SMOKING IS THE LEADING CAUSE OF PREVENTABLE PREGNANCY COMPLICATIONS, and like alcohol, there is no amount of smoking that is known to be safe for your baby. To give you a better idea of the risk that’s involved (and to give you a little extra motivation to quit), here is a summary of how smoking can impact the health of your baby:
“Tobacco use reduces the birthweight of babies in direct proportion to the number of cigarettes smoked, with a pack-a-day smoker 30 percent more likely to give birth to a low-birthweight child than a nonsmoker.”

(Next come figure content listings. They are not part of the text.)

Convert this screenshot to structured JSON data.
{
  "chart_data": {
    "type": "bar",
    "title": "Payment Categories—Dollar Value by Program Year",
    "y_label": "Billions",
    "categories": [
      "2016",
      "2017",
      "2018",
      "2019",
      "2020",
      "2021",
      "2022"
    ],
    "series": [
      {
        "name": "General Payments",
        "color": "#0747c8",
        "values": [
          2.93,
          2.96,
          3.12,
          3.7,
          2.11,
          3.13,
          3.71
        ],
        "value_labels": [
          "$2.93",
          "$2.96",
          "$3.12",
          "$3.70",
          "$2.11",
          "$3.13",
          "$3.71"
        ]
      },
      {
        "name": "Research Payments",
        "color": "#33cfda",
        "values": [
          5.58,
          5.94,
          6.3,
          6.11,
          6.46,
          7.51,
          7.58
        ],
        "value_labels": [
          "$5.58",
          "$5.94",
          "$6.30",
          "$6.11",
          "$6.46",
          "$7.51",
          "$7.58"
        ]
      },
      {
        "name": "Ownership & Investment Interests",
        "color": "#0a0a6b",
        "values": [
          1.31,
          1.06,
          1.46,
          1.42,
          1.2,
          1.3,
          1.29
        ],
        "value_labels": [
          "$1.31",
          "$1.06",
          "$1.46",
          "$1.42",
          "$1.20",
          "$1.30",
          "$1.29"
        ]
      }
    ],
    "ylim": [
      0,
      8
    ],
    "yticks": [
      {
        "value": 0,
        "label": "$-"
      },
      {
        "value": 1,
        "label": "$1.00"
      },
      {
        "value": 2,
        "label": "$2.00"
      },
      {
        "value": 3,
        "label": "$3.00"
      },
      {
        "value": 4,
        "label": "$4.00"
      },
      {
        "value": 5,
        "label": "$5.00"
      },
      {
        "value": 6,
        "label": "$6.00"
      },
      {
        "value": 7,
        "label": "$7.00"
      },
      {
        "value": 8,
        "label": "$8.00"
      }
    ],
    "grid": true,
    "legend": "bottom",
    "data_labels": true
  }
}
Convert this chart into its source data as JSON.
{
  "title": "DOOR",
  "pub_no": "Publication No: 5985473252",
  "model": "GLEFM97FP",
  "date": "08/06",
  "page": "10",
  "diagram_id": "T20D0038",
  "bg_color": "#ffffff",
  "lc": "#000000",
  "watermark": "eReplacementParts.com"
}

– Murkoff & Mazel (2008, p. 73)
Smoking has been determined to be responsible for 20% of all low-birthweight babies, according to the CDC. (Szabo, 7-28-2008) But what exactly does this mean? Low birthweight is a sign that fetal development has been compromised; that a baby didn’t grow as optimally as they might have inside the womb. This also means organs and bodily systems might have been compromised. So while low birthweight may not sound that intimidating, it is representative of more serious problems. Babies born to smokers also have a shorter length and smaller head circumference, and are more likely to grow to be short in structure.
Poor Apgar scores
Newborns whose mothers smoke generally score lower on Apgar tests, a standard scale used to assess infant health at birth. A 3-pack-a-day habit, for example, is associated with a 4-fold risk of low Apgar score. (Murkoff & Mazel, 2008)
Smoking causes a number of birth defects in the infant, including cleft palate, cleft lip, and heart defects. It also causes long-term physical deficits.
Smoking is responsible for an estimated 8% of preterm deliveries (Szabo, 7-28-2008), and all off the health risks associated with preterm birth.
Long-term health problems
Children whose mothers smoke during pregnancy are more prone to health problems throughout their life:
They are hospitalized more in the first year of life than children of non-smokers
They are more prone to ear infections
They have higher rates of allergies, asthma, and respiratory diseases
They exhibit a lowered immune system reaction, and are more susceptible to infections, including TB infections
They are more likely to have sleep apnea
A Danish study even found that if a woman smokes during pregnancy, her child is more likely to have fertility problems as an adult. (Readers Digest, Nov. 2010, p. 70)
Cognitive and behavioral problems
Pregnant women who smoke have more aggressive toddlers, and these children continue to have behavioral problems into adulthood. (Murkoff & Mazel, 2008) Babies born to smokers are at greater risk of infant colic. Smoking during pregnancy has also shown a strong link to conditions such as ADHD. These babies may go on to have problems in school or suffer from intellectual deficits.
Smoking can cause fetal and infant death
Smoking has been found to be responsible for 5% of all prenatal deaths, which are deaths occurring just before, during or alter birth. In real numbers, this amounts to more than 1,500 babies dying each and every year as a result of smoking. To really put these statistics strongly, compare this to the threat caused by registered sex offenders murdering children which many parents worry about; It would take them AT LEAST 5,000 to 10,000 years to snatch away as many young lives as will be taken THIS YEAR ALONE from smoking-related birth problems.
Smoker’s babies are also more likely to die from SIDS, and if you further consider the fact that smoker’s babies aren’t as healthy, and include all the allergy or asthma related deaths that occur from conditions children would never have had if not for smoking, then the death toll rises even further. There’s no way to get around this point: Smoking during pregnancy is dangerous.